A better way of thinking about it may be strategic data vs. data theater. Through the lens of strategy-is-choice, strategic data helps us with our choices. Data theater, in contrast, doesn’t help us with choices — or doesn’t help us with choices that are coherent with our strategy. It may dazzle or disappoint us, but it doesn’t drive us.
What’s an example of strategic data? Data collected as part of a controlled experiment to test a hypothesis — if and only if the hypothesis is relevant to our strategy. The outcome of the test is intended to help us make a choice in pursuit of our strategy. This is why I believe that big testing is more important than big data — it helps us make choices.
Another good example of strategic data, a little more high-level and open-ended, is the data from Teradata’s survey of marketers and the obstacles they face in data-driven marketing. Based on that information — that marketers are most troubled by processes around data — Teradata can shape a guiding policy for marketing their solution to them. It helps them make a strategic choice.
Echoing Rumelt’s definition of strategy, strategic data helps us:
- Form or confirm a diagnosis (think of a diagnosis as a high-level hypothesis).
- Shape or enforce a guiding policy (an advantage is a high-level hypothesis too).
- Identify actionable hypotheses in pursuit of our guiding policy, plan concrete tests of those hypotheses, and measure the results — with the explicit purpose of affecting what we do next in pursuit of our strategy.

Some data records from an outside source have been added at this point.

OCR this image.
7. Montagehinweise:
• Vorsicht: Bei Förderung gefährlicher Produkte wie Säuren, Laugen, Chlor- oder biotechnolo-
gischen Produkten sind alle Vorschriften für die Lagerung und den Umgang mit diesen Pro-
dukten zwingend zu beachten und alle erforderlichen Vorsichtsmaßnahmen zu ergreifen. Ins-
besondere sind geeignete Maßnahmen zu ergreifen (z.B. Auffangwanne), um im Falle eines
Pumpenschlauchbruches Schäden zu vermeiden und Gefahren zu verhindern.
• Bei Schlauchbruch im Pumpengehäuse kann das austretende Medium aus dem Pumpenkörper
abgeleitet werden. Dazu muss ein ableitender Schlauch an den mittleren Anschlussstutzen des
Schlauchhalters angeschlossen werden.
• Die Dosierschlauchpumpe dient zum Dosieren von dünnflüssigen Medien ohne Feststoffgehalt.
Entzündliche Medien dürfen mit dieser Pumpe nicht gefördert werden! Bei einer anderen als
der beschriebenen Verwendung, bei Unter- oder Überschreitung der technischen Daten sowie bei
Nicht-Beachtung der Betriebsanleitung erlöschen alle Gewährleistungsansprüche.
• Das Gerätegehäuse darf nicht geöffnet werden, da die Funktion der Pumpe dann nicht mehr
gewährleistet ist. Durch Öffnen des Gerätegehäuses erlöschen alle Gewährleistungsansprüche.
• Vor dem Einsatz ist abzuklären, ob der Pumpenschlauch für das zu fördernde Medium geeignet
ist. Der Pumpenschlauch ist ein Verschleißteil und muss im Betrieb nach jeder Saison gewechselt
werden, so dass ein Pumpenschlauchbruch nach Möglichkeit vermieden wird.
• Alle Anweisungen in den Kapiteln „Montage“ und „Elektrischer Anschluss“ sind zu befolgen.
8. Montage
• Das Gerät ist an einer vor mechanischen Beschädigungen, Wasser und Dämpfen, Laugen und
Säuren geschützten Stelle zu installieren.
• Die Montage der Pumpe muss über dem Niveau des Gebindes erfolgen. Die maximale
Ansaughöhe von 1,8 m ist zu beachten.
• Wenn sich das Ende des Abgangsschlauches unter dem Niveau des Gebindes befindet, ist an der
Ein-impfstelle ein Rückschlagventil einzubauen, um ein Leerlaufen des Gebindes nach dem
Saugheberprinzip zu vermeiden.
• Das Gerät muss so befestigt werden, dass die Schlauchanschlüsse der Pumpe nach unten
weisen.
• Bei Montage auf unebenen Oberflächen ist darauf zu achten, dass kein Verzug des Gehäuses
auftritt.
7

Strategic data has purpose.
Strategic data is not just useful to executives setting strategy at the top. It’s useful to those implementing strategy on the front-lines. That’s one of the greatest benefits the digital world has afforded us — front-line marketing efforts can easily engage in controlled experiments.
Note that the same data can be strategic or theatrical based on the presence — or absence — of such purpose. KPIs that are disassociated with choices are largely theatrical. KPIs that are being used to measure the outcome of an experiment in pursuit of your strategy are wonderfully strategic.
Forgive me for overemphasizing “in pursuit of your strategy.” But you can have forward-looking, predictive analytics that make recommendations for action — the fancy label for that is prescriptive analytics — but if those actions are disconnected from your strategy, it’s not strategic data. At best, it’s a distraction. At worst, it may interfere with or cancel out other strategic efforts.
Data-driven marketing has been held forth as a way to escape the inefficiency of “random acts of marketing.” But to be truly data-driven, we must also avoid “random acts of data” presented in colorful data theater.
Strategy is choice. And strategic data helps us make those choices.